Far-right candidate Jair Bolsonaro continues to maintain a lead in most polls ahead of the second round of the Brazilian presidential elections on October 28. While his misogyny, homophobia and militarism are a matter of record, equally worrying is his approach to science and research. Scientists and academics have expressed their concern and fear for the future of Brazilian science and research under a potential Bolsonaro administration. Academic freedom in research spaces, the protection of the country’s biodiversity and Brazil’s role in the global struggle against climate change are among the key areas where a far-right regime may have a disastrous impact, scientists fear.
Paulo Artaxo, a climate change researcher at the University of São Paulo (USP), told Science magazine, “There is no point sugarcoating it. Bolsonaro is the worst thing that could happen for the environment.”
Brazil has played a leading role in the global battle against climate change. The pioneering Earth Summit 1992, hosted by Brazil, saw world leaders meeting for the first time to sign a UN-backed convention on climate change. The Workers Party (PT) government in Brazil, during the mid-2000s, determinedly worked to reduce deforestation in the Amazon basin, which is known as the “Lungs of the World”. Brazil’s zero illegal deforestation pledge also sought to significantly reduce carbon emissions. Its ratification of the Paris Agreement of 2016 has also been seen as an important factor in the global campaign on climate change.
However, Bolsonaro has vowed to withdraw Brazil from this agreement and plans to eliminate the ministry of environment. He seeks to merge its functions with that of the ministry of agriculture, livestock and supply. While campaigning in the Amazon region, Bolsonaro, said that “too many protected areas stand in the way of Brazil’s development.” Bolsonaro is strongly backed by big agri-business giants and the cattle rearing industry which seek fresh lands to exploit.
Edson Duarte, the environment minister of Brazil, in a recent interview, said Bolsonaro’s plans of withdrawing from the Paris Agreement and scuttling of the environment ministry would pave the way for gangs of loggers and miners to rush to Amazon basin. This will expose the world’s largest rainforest and the indigenous communities which have preserved it all these centuries to grave threats. He said, “I am afraid of a gold rush to see who arrives first. They will know that, if they occupy [land] illegally, the authorities will be complacent and will grant concordance. They will be certain that nobody will bother them.”
Brazil’s indigenous communities in the Amazon are also worried of their rights being violated of such policies are implemented. Dinaman Tuxa, the national coordinator of Brazil’s Association of Indigenous Peoples, in an interview, said “He has already said that the federal government will no longer champion indigenous rights, such as access to the land. We are very scared. I fear for my own life.” He further added, “If he wins, he will institutionalize genocide”.

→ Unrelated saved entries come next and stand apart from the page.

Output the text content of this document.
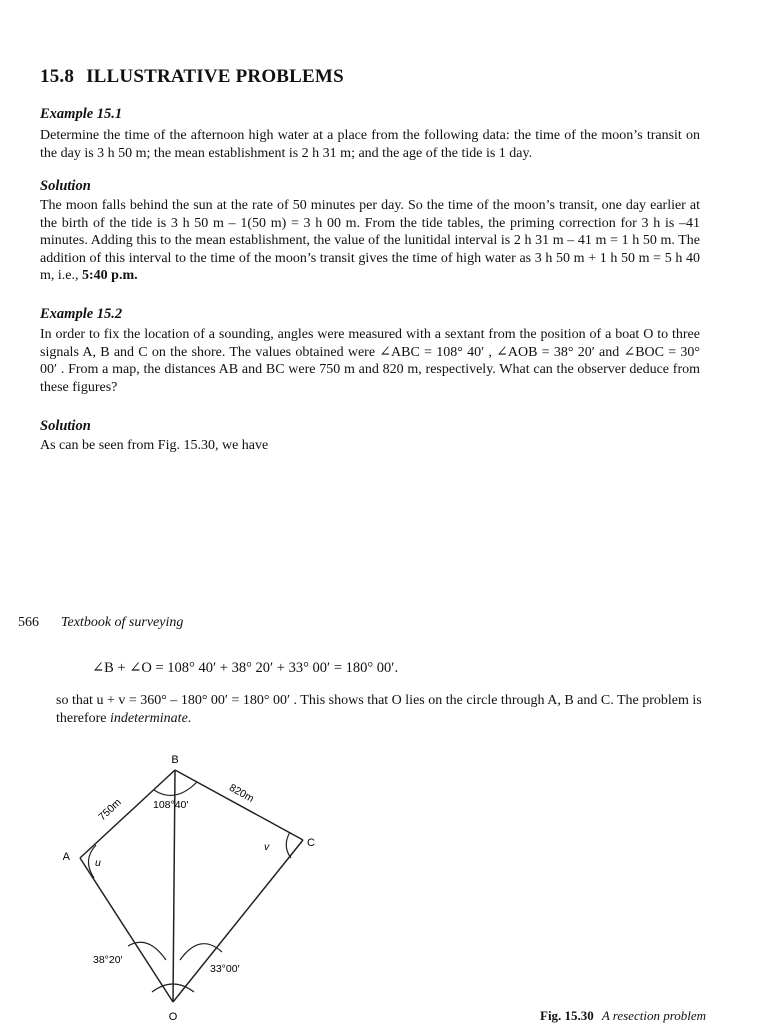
15.8 ILLUSTRATIVE PROBLEMS
Example 15.1
Determine the time of the afternoon high water at a place from the following data: the time of the moon’s transit on the day is 3 h 50 m; the mean establishment is 2 h 31 m; and the age of the tide is 1 day.
Solution
The moon falls behind the sun at the rate of 50 minutes per day. So the time of the moon’s transit, one day earlier at the birth of the tide is 3 h 50 m – 1(50 m) = 3 h 00 m. From the tide tables, the priming correction for 3 h is –41 minutes. Adding this to the mean establishment, the value of the lunitidal interval is 2 h 31 m – 41 m = 1 h 50 m. The addition of this interval to the time of the moon’s transit gives the time of high water as 3 h 50 m + 1 h 50 m = 5 h 40 m, i.e., 5:40 p.m.
Example 15.2
In order to fix the location of a sounding, angles were measured with a sextant from the position of a boat O to three signals A, B and C on the shore. The values obtained were ∠ABC = 108° 40′ , ∠AOB = 38° 20′ and ∠BOC = 30° 00′ . From a map, the distances AB and BC were 750 m and 820 m, respectively. What can the observer deduce from these figures?
Solution
As can be seen from Fig. 15.30, we have
566 Textbook of surveying
∠B + ∠O = 108° 40′ + 38° 20′ + 33° 00′ = 180° 00′.
so that u + v = 360° – 180° 00′ = 180° 00′ . This shows that O lies on the circle through A, B and C. The problem is therefore indeterminate.
B
A
C
O
750m
820m
108°40′
u
v
38°20′
33°00′
Fig. 15.30 A resection problem
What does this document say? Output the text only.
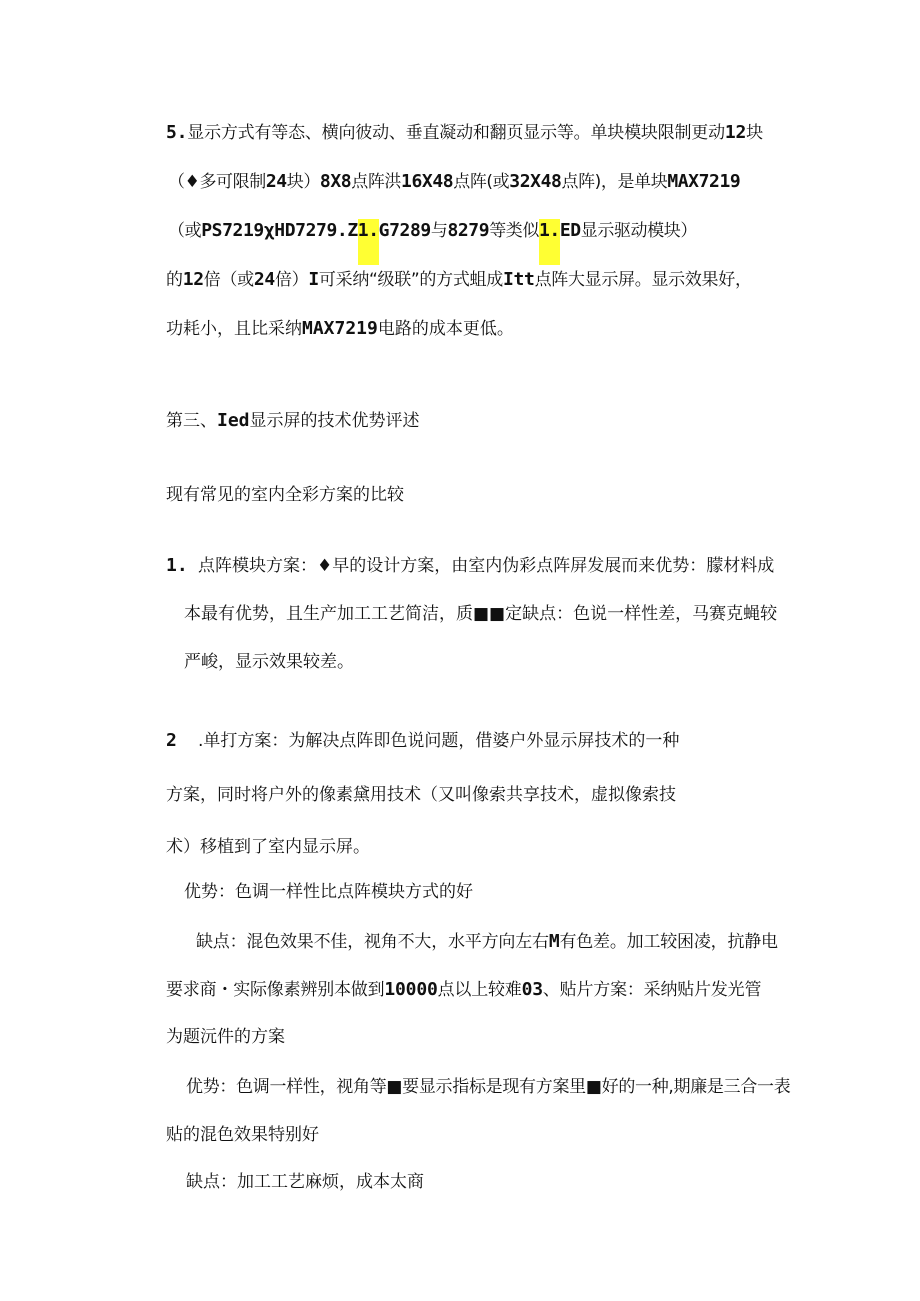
5.显示方式有等态、横向彼动、垂直凝动和翻页显示等。单块模块限制更动12块
（♦多可限制24块）8X8点阵洪16X48点阵(或32X48点阵)，是单块MAX7219
（或PS7219χHD7279.Z1.G7289与8279等类似1.ED显示驱动模块）
的12倍（或24倍）I可采纳“级联”的方式蛆成Itt点阵大显示屏。显示效果好，
功耗小，且比采纳MAX7219电路的成本更低。
第三、Ied显示屏的技术优势评述
现有常见的室内全彩方案的比较
1. 点阵模块方案：♦早的设计方案，由室内伪彩点阵屏发展而来优势：朦材料成
本最有优势，且生产加工工艺简洁，质■■定缺点：色说一样性差，马赛克蝇较
严峻，显示效果较差。
2 .单打方案：为解决点阵即色说问题，借婆户外显示屏技术的一种
方案，同时将户外的像素黛用技术（又叫像索共享技术，虚拟像索技
术）移植到了室内显示屏。
优势：色调一样性比点阵模块方式的好
缺点：混色效果不佳，视角不大，水平方向左右M有色差。加工较困凌，抗静电
要求商・实际像素辨别本做到10000点以上较难03、贴片方案：采纳贴片发光管
为题沅件的方案
优势：色调一样性，视角等■要显示指标是现有方案里■好的一种,期廉是三合一表
贴的混色效果特别好
缺点：加工工艺麻烦，成本太商
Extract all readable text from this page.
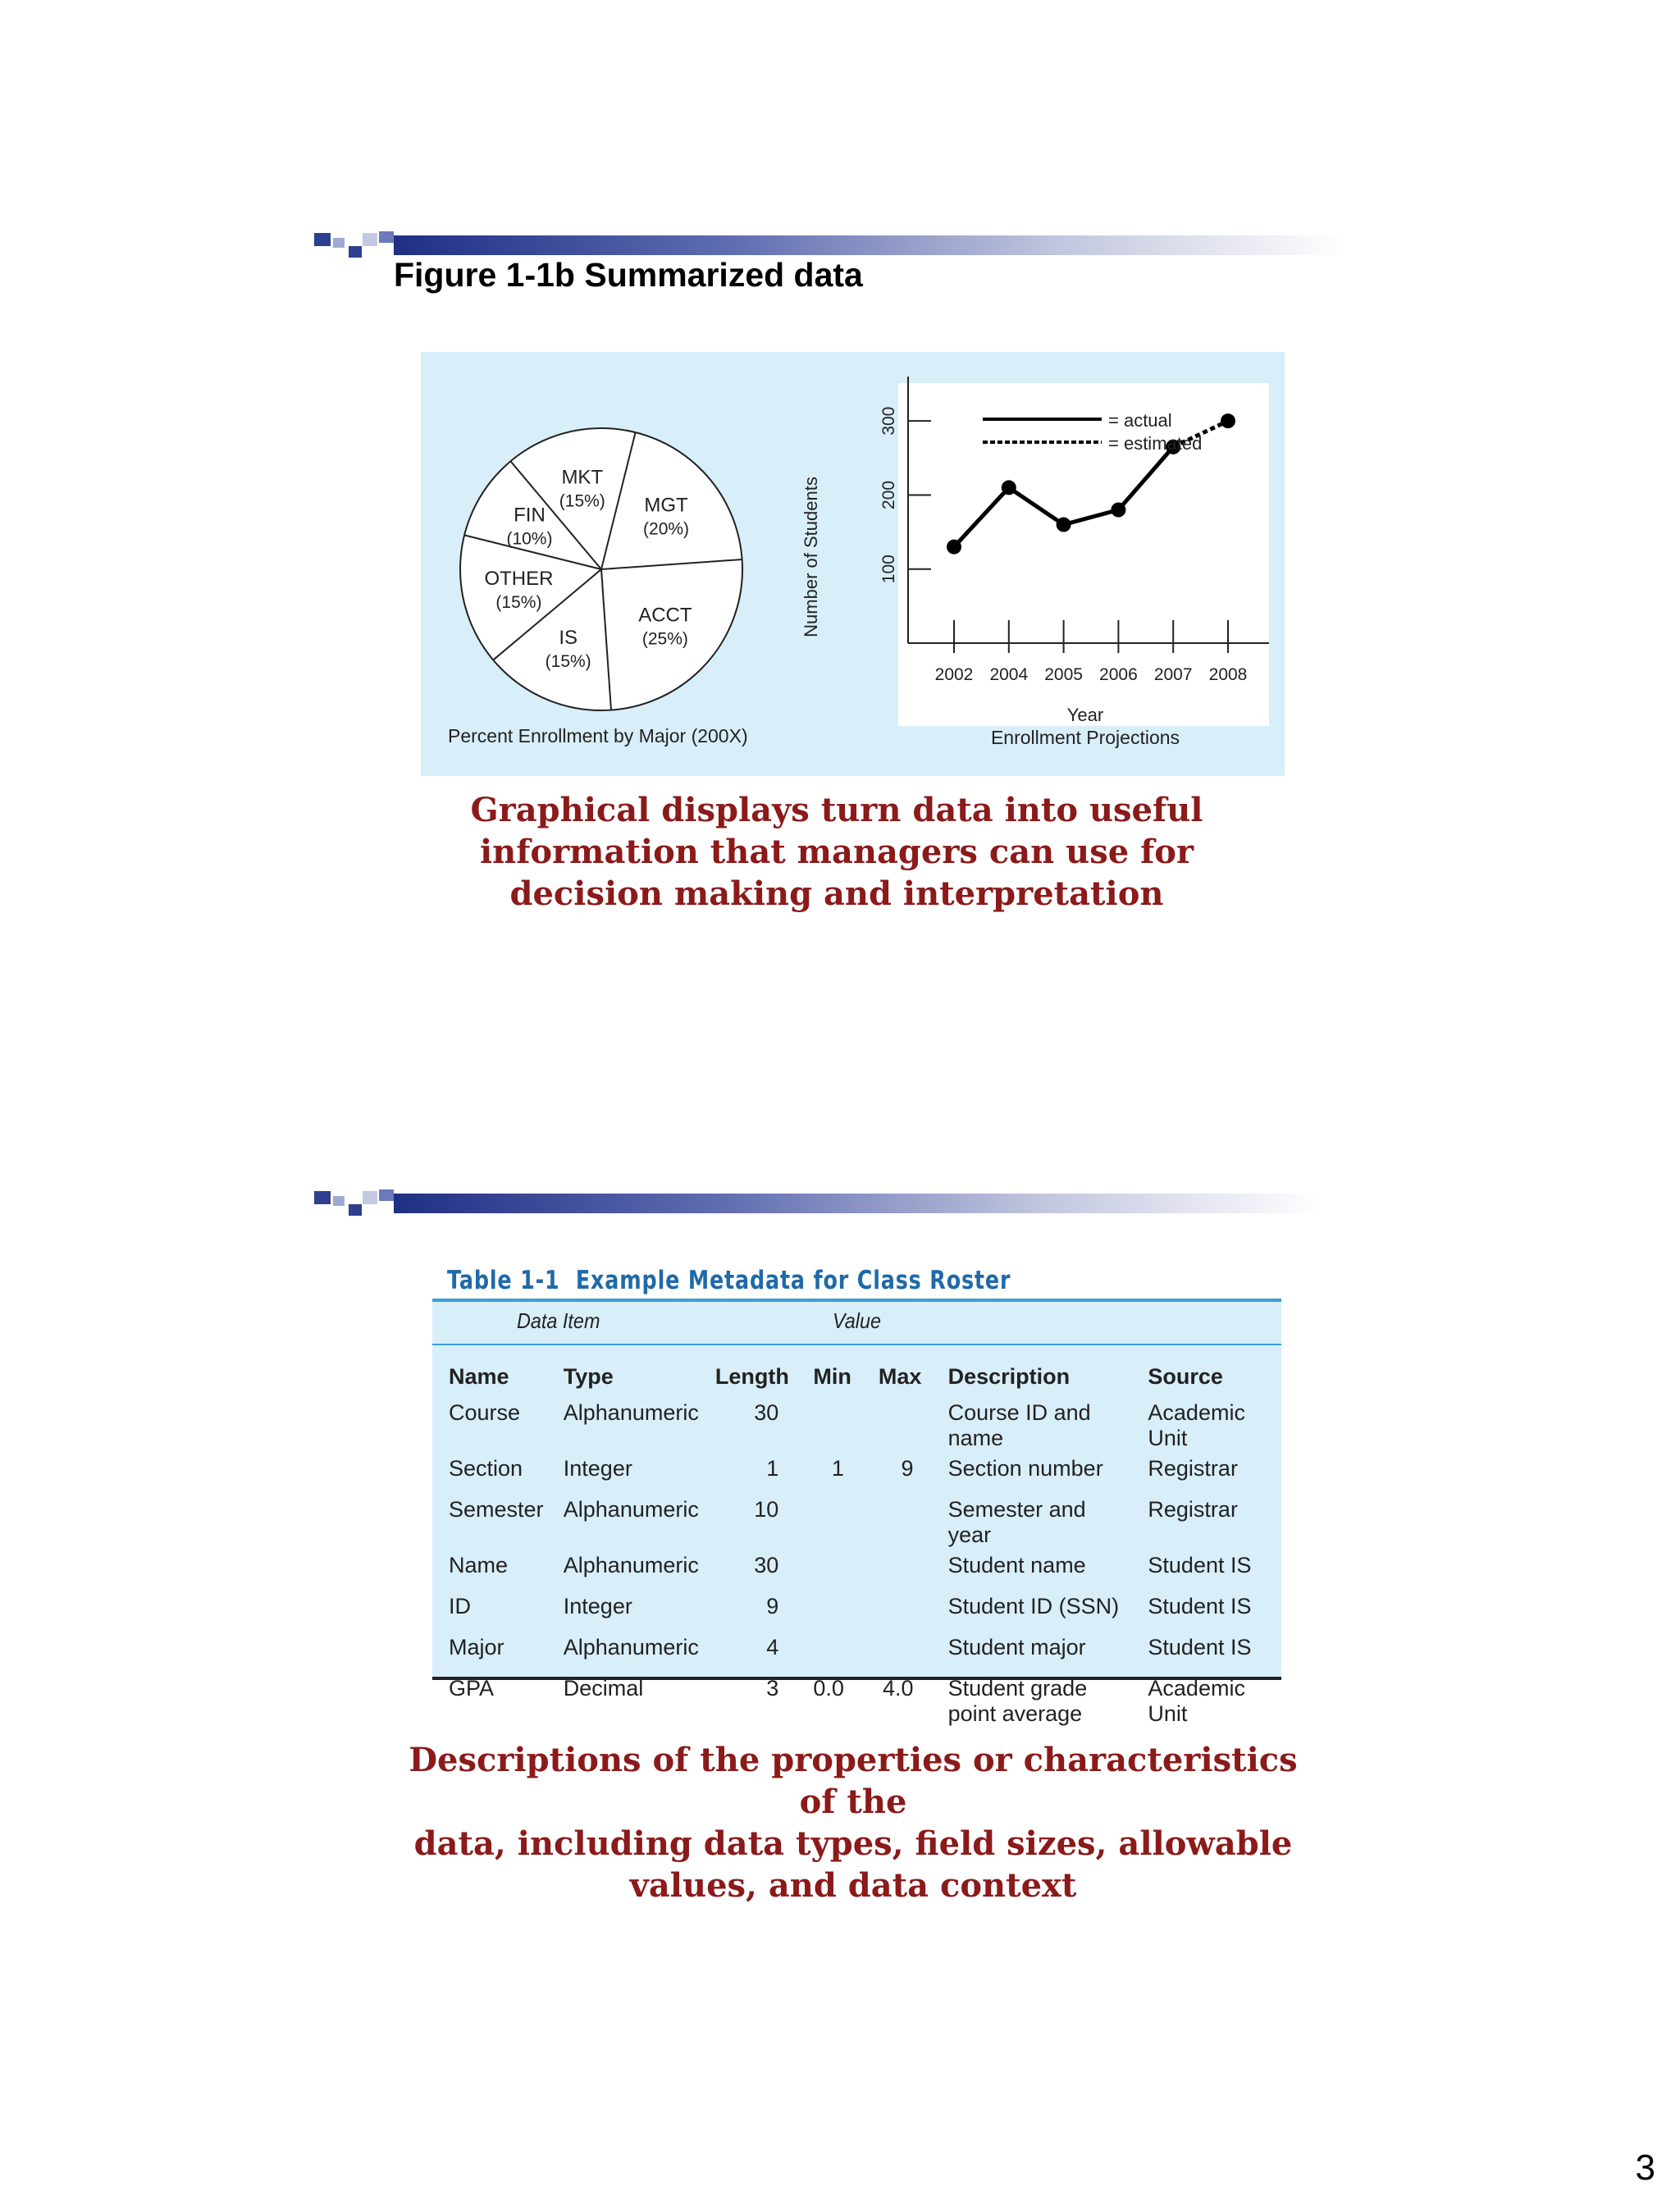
Figure 1-1b Summarized data
MKT
(15%) MGT
(20%)
ACCT
(25%)
IS
(15%)
OTHER
(15%)
FIN
(10%)
Percent Enrollment by Major (200X)
100
200
300
2002 2004 2005 2006 2007 2008
Number of Students
Year
Enrollment Projections
= actual
= estimated
Graphical displays turn data into useful
information that managers can use for
decision making and interpretation
Table 1-1 Example Metadata for Class Roster
Data Item	Value
Name	Type	Length	Min	Max	Description	Source
Course	Alphanumeric	30			Course ID and name	Academic Unit
Section	Integer	1	1	9	Section number	Registrar
Semester	Alphanumeric	10			Semester and year	Registrar
Name	Alphanumeric	30			Student name	Student IS
ID	Integer	9			Student ID (SSN)	Student IS
Major	Alphanumeric	4			Student major	Student IS
GPA	Decimal	3	0.0	4.0	Student grade
point average	Academic Unit
Descriptions of the properties or characteristics of the
data, including data types, field sizes, allowable
values, and data context
3
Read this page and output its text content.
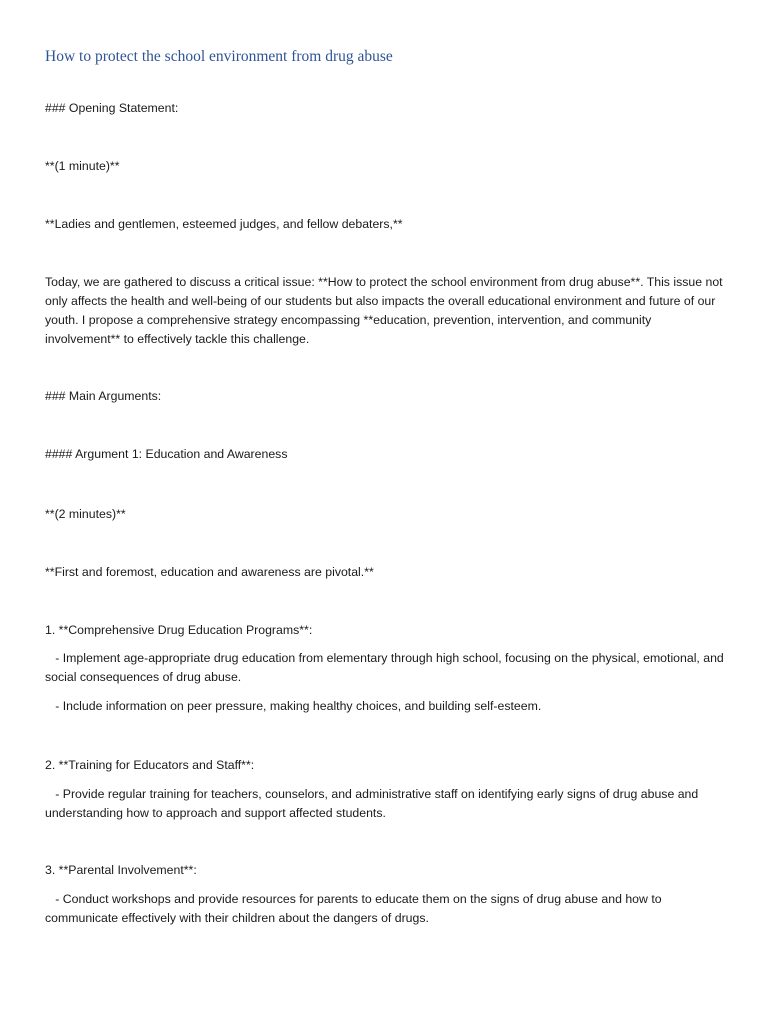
How to protect the school environment from drug abuse

### Opening Statement:

**(1 minute)**

**Ladies and gentlemen, esteemed judges, and fellow debaters,**

Today, we are gathered to discuss a critical issue: **How to protect the school environment from drug abuse**. This issue not only affects the health and well-being of our students but also impacts the overall educational environment and future of our youth. I propose a comprehensive strategy encompassing **education, prevention, intervention, and community involvement** to effectively tackle this challenge.

### Main Arguments:

#### Argument 1: Education and Awareness

**(2 minutes)**

**First and foremost, education and awareness are pivotal.**

1. **Comprehensive Drug Education Programs**:

- Implement age-appropriate drug education from elementary through high school, focusing on the physical, emotional, and social consequences of drug abuse.

- Include information on peer pressure, making healthy choices, and building self-esteem.

2. **Training for Educators and Staff**:

- Provide regular training for teachers, counselors, and administrative staff on identifying early signs of drug abuse and understanding how to approach and support affected students.

3. **Parental Involvement**:

- Conduct workshops and provide resources for parents to educate them on the signs of drug abuse and how to communicate effectively with their children about the dangers of drugs.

Bolsonaro’s science policies too have the country worried. According to the Brazilian newspaper O Estado de S. Paulo, Bolsonaro plans to more than double the R&D investment in the coming four years, but this money would be mostly spent on applied sciences in areas such as space technology and robotics rather than on basic research in universities.
Bolsonaro’s pick for crafting his science and education plans is a staunch defender of teaching creationism, who says that students need to know that Darwin existed, but not necessarily “agree with him.”
On the other hand, Bolsonaro’s main contender, the PT’s Fernando Haddad, has pledged to rebuild the national science, technology and innovation system. A former education minister, he proposes to increase investment on science and research and hike the country’s R&D expenditure to 2% of the GDP by the year 2030.
While Bolsonaro has promised to increase investment in R&D to 2.5% of the GDP by 2022, his plans involve greater reliance on the private sector in order to achieve this. Many researchers are skeptical of these promises. Fernando Peregrino, a science policy expert and the president of Confies in Brasila, told Science, “I have heard this promise many times before.” He felt that Brazil lacked both economic policies and fiscal stability to ensure such generous support for R&D.
Bolsanaro’s science vision advocates for a “greater balance” between “curiosity-oriented research and research focused on missions and goals”. “One of the political difficulties is that public research in Brazil still has a strong academic bias, without focus or specific priorities,” Bolsonaro’s campaign document says.
Responding to this narrow, achievement-centric vision of research, the president of the Brazilian Academy of Sciences, Luiz Davidovich, said, “Academic and intellectual freedom is something that needs to be preserved even if it is important to define strategic goals and national priorities.”